Marcos himself serves as secretary of agriculture, a powerful position. Under his leadership, the prices of basic foodstuffs have soared , with onions recently costing more than meat. The killings and culture of impunity of the drug war continue. Indigenous activists , journalists , human rights defenders and others labeled communists are at risk. Marcos loves to travel on public expense, traveling to Davos with a large entourage . His administration has been opaque about costs. What he did with wasting US military money is well known. Like his father, American support will be used to deflect public criticism.
Duterte and Marcos are exactly the same: their families and cronies have profited from and will continue to do so from U.S. geopolitical and military interests in the Philippines.
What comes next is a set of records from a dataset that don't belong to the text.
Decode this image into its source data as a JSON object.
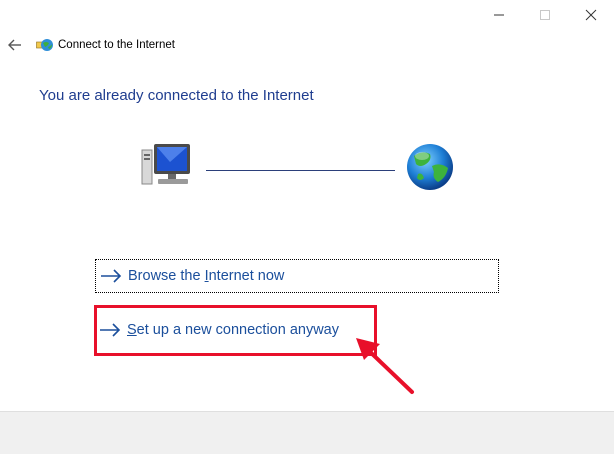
{
  "window": {
    "title": "Connect to the Internet",
    "controls": {
      "minimize_icon": "minimize-icon",
      "maximize_icon": "maximize-icon",
      "close_icon": "close-icon"
    }
  },
  "nav": {
    "back_icon": "back-arrow-icon",
    "app_icon": "network-globe-icon"
  },
  "main": {
    "headline": "You are already connected to the Internet",
    "diagram": {
      "left_icon": "computer-monitor-icon",
      "right_icon": "globe-icon"
    },
    "options": [
      {
        "label_pre": "Browse the ",
        "label_ul": "I",
        "label_post": "nternet now",
        "icon": "right-arrow-icon"
      },
      {
        "label_pre": "",
        "label_ul": "S",
        "label_post": "et up a new connection anyway",
        "icon": "right-arrow-icon"
      }
    ]
  },
  "annotation": {
    "highlight_color": "#e8102a",
    "pointer_icon": "red-pointer-arrow"
  },
  "colors": {
    "headline": "#1f3d8f",
    "link": "#1b4f9c",
    "footer_bg": "#f0f0f0"
  }
}
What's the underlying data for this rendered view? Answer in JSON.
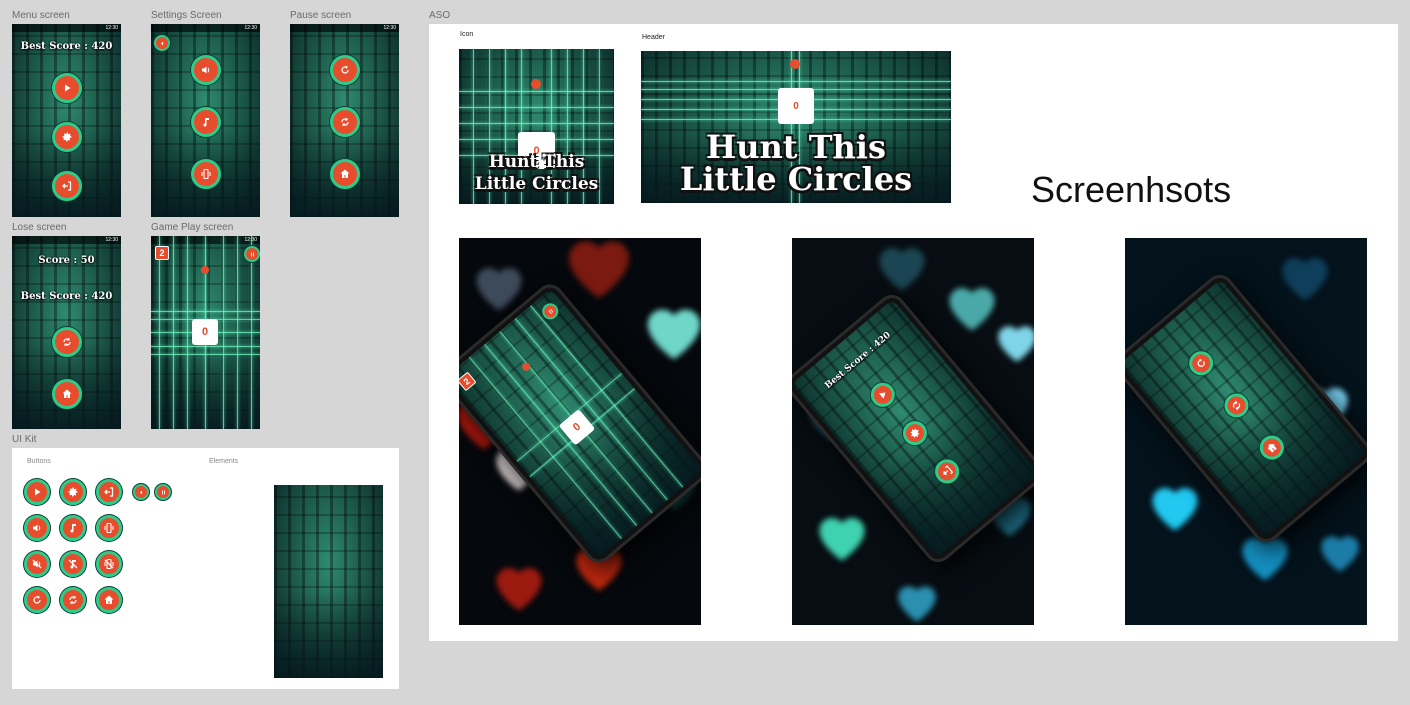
{
  "labels": {
    "menu": "Menu screen",
    "settings": "Settings Screen",
    "pause": "Pause screen",
    "lose": "Lose screen",
    "gameplay": "Game Play screen",
    "uikit": "UI Kit",
    "aso": "ASO",
    "buttons": "Buttons",
    "elements": "Elements",
    "icon": "Icon",
    "header": "Header",
    "screenshots": "Screenhsots"
  },
  "menu_screen": {
    "best_score": "Best Score : 420"
  },
  "lose_screen": {
    "score": "Score : 50",
    "best_score": "Best Score : 420"
  },
  "gameplay_screen": {
    "level": "2",
    "board_value": "0"
  },
  "icon_art": {
    "title_line1": "Hunt This",
    "title_line2": "Little Circles",
    "board_value": "0"
  },
  "header_art": {
    "title_line1": "Hunt This",
    "title_line2": "Little Circles",
    "board_value": "0"
  },
  "screenshot1": {
    "level": "2",
    "board_value": "0"
  },
  "screenshot2": {
    "best_score": "Best Score : 420"
  },
  "status_time": "12:30",
  "colors": {
    "accent": "#e74c2c",
    "ring": "#2ecc8a",
    "canvas": "#d6d6d6"
  },
  "icons": [
    "play-icon",
    "gear-icon",
    "exit-icon",
    "back-icon",
    "pause-icon",
    "sound-icon",
    "music-icon",
    "vibrate-icon",
    "sound-off-icon",
    "music-off-icon",
    "vibrate-off-icon",
    "restart-icon",
    "reload-icon",
    "home-icon"
  ]
}
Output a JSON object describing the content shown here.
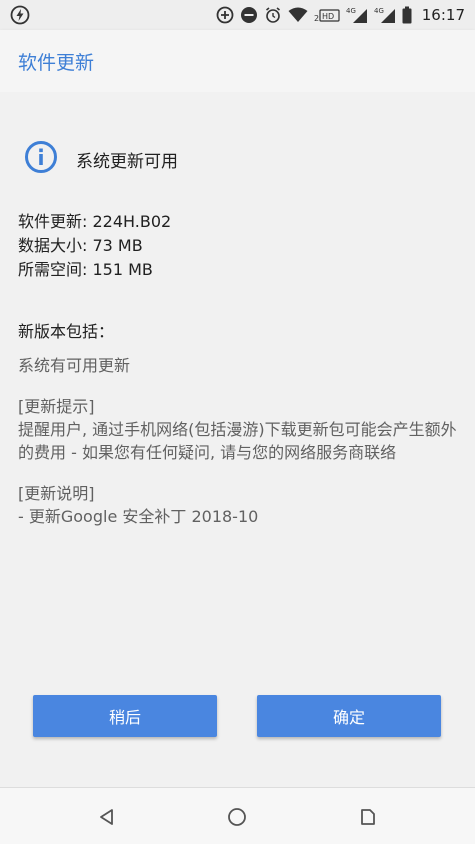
{
  "status_bar": {
    "time": "16:17",
    "icons": [
      "flash-icon",
      "data-saver-icon",
      "do-not-disturb-icon",
      "alarm-icon",
      "wifi-icon",
      "hd-icon",
      "signal-4g-icon",
      "signal-4g-icon",
      "battery-icon"
    ],
    "sim_labels": [
      "2",
      "HD",
      "4G",
      "4G"
    ]
  },
  "app_bar": {
    "title": "软件更新"
  },
  "availability": {
    "text": "系统更新可用",
    "icon": "info-icon",
    "accent": "#3e7fd6"
  },
  "details": {
    "version": "软件更新: 224H.B02",
    "size": "数据大小: 73 MB",
    "required_space": "所需空间: 151 MB"
  },
  "changelog": {
    "heading": "新版本包括：",
    "summary": "系统有可用更新",
    "tip_title": "[更新提示]",
    "tip_body": "提醒用户, 通过手机网络(包括漫游)下载更新包可能会产生额外的费用 - 如果您有任何疑问, 请与您的网络服务商联络",
    "notes_title": "[更新说明]",
    "notes_item": "- 更新Google 安全补丁 2018-10"
  },
  "buttons": {
    "later": "稍后",
    "ok": "确定",
    "color": "#4a86e0"
  },
  "nav_bar": {
    "back": "back-icon",
    "home": "home-icon",
    "recents": "recents-icon"
  }
}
With regard to these turbulent histories, President Biden has an opportunity to atone for America. Rep. Susan Wilder of Pennsylvania urged her colleagues to sign the Philippine Bill of Rights , which would suspend security aid to the Philippines “until violence against dissidents stops and accountability for those responsible begins. responsibility.” Wilder and a bipartisan group of lawmakers also called for sanctions against human rights violators in the Philippines.
Until then, the long dance between Washington and Manila continues, repeatedly frightening the Filipino people.